Os dados deste estudo fazem parte do Projeto RHEUNI de pesquisa clínica e registro de doenças vasculares, tendo recebido aprovação do Comitê de Ética em Pesquisa Clínica sob o processo de número 15695/2011.

Critérios de inclusão e exclusão

Foram incluídos no estudo todos os pacientes com mais de 18 anos que sequencialmente realizaram abordagem cirúrgica aberta ou endovascular por estenose carotídea extracraniana sintomática no período avaliado, conforme descrito na Figura 1.

Figura 1
Fluxograma de inclusão dos pacientes.

Foram excluídos pacientes com cirurgia cardíaca concomitante, dissecção carotídea, displasia fibromuscular ou trauma.

Definições

As lesões consideradas sintomáticas foram aquelas em que os pacientes apresentaram sintomas neurológicos atribuíveis ao território carotídeo ipsilateral à lesão estenosante nos últimos 180 dias, seguindo os padrões de definições para intervenção carotídea da Society for Vascular Surgery (SVS)17 . Os sintomas neurológicos atribuíveis à lesão considerados são aqueles citados na diretriz da Sociedade Europeia de Cirurgia Vascular: alterações sensitivas hemisféricas (parestesias, hipoestesias da face, braços e/ou pernas); déficits motores hemisféricos (paresia da face, braços e/ou pernas ou alterações da coordenação de membros); disfunções corticais superiores (disfasia, afasia, alterações da visuais ou espaciais); amaurose fugaz ou isquemia monocular transitória; e amaurose definitiva secundária a infarto retiniano5 .

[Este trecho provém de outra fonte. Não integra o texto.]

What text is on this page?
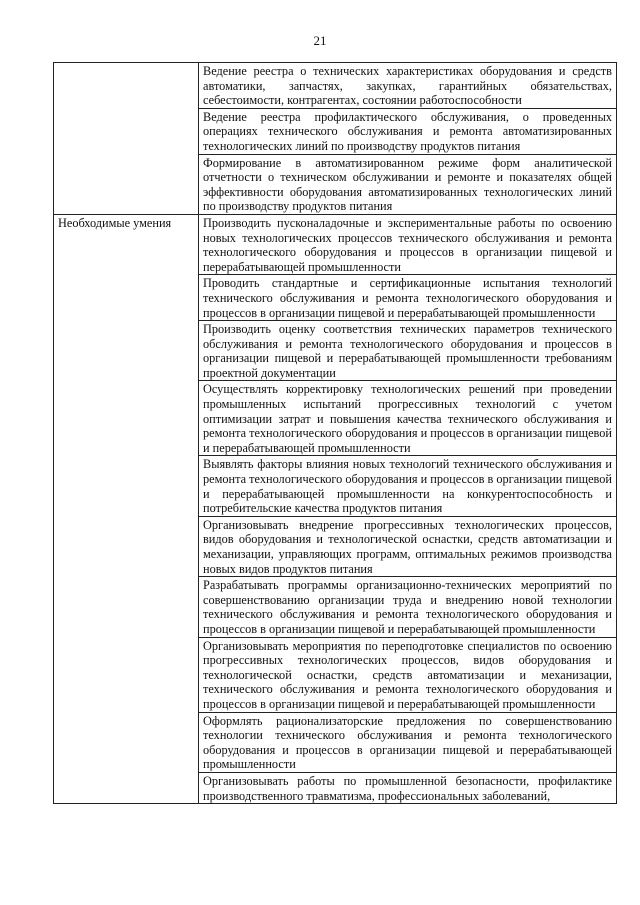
21
	Ведение реестра о технических характеристиках оборудования и средств автоматики, запчастях, закупках, гарантийных обязательствах, себестоимости, контрагентах, состоянии работоспособности
	Ведение реестра профилактического обслуживания, о проведенных операциях технического обслуживания и ремонта автоматизированных технологических линий по производству продуктов питания
	Формирование в автоматизированном режиме форм аналитической отчетности о техническом обслуживании и ремонте и показателях общей эффективности оборудования автоматизированных технологических линий по производству продуктов питания
Необходимые умения	Производить пусконаладочные и экспериментальные работы по освоению новых технологических процессов технического обслуживания и ремонта технологического оборудования и процессов в организации пищевой и перерабатывающей промышленности
	Проводить стандартные и сертификационные испытания технологий технического обслуживания и ремонта технологического оборудования и процессов в организации пищевой и перерабатывающей промышленности
	Производить оценку соответствия технических параметров технического обслуживания и ремонта технологического оборудования и процессов в организации пищевой и перерабатывающей промышленности требованиям проектной документации
	Осуществлять корректировку технологических решений при проведении промышленных испытаний прогрессивных технологий с учетом оптимизации затрат и повышения качества технического обслуживания и ремонта технологического оборудования и процессов в организации пищевой и перерабатывающей промышленности
	Выявлять факторы влияния новых технологий технического обслуживания и ремонта технологического оборудования и процессов в организации пищевой и перерабатывающей промышленности на конкурентоспособность и потребительские качества продуктов питания
	Организовывать внедрение прогрессивных технологических процессов, видов оборудования и технологической оснастки, средств автоматизации и механизации, управляющих программ, оптимальных режимов производства новых видов продуктов питания
	Разрабатывать программы организационно-технических мероприятий по совершенствованию организации труда и внедрению новой технологии технического обслуживания и ремонта технологического оборудования и процессов в организации пищевой и перерабатывающей промышленности
	Организовывать мероприятия по переподготовке специалистов по освоению прогрессивных технологических процессов, видов оборудования и технологической оснастки, средств автоматизации и механизации, технического обслуживания и ремонта технологического оборудования и процессов в организации пищевой и перерабатывающей промышленности
	Оформлять рационализаторские предложения по совершенствованию технологии технического обслуживания и ремонта технологического оборудования и процессов в организации пищевой и перерабатывающей промышленности
	Организовывать работы по промышленной безопасности, профилактике производственного травматизма, профессиональных заболеваний,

A estenose carotídea superior a 50% foi definida por meio de exames de imagem: angiografia por subtração digital pela utilização dos critérios do NASCET8 ; ultrassonografia Doppler com pico de velocidade sistólica superior a 124 cm/s, sendo que velocidade diastólica final maior que 40 cm/s ou relação de velocidades carótida interna/carótida comum superior a 2,0 foi adicionada como um dos critérios18 ; tomografia computadorizada ou ressonância magnética avaliadas e laudadas pela equipe de radiologia do hospital, apresentando laudo com estenose superior a 50%.

Variáveis avaliadas

Foram analisados os dados demográficos e os fatores de risco para estenose carotídea. A forma de apresentação clínica, o grau de estenose, o tipo de cirurgia realizada, o tempo cirúrgico, o tipo de anestesia, as complicações de acesso e o tempo de internação foram avaliados. Para cirurgias abertas, também foram observados o tempo de clampeamento carotídeo, o tipo de patch utilizado e o uso de shunt carotídeo. Já no caso de cirurgias endovasculares, foram analisados o tipo de stent utilizado e o uso e o tipo de dispositivo de proteção cerebral.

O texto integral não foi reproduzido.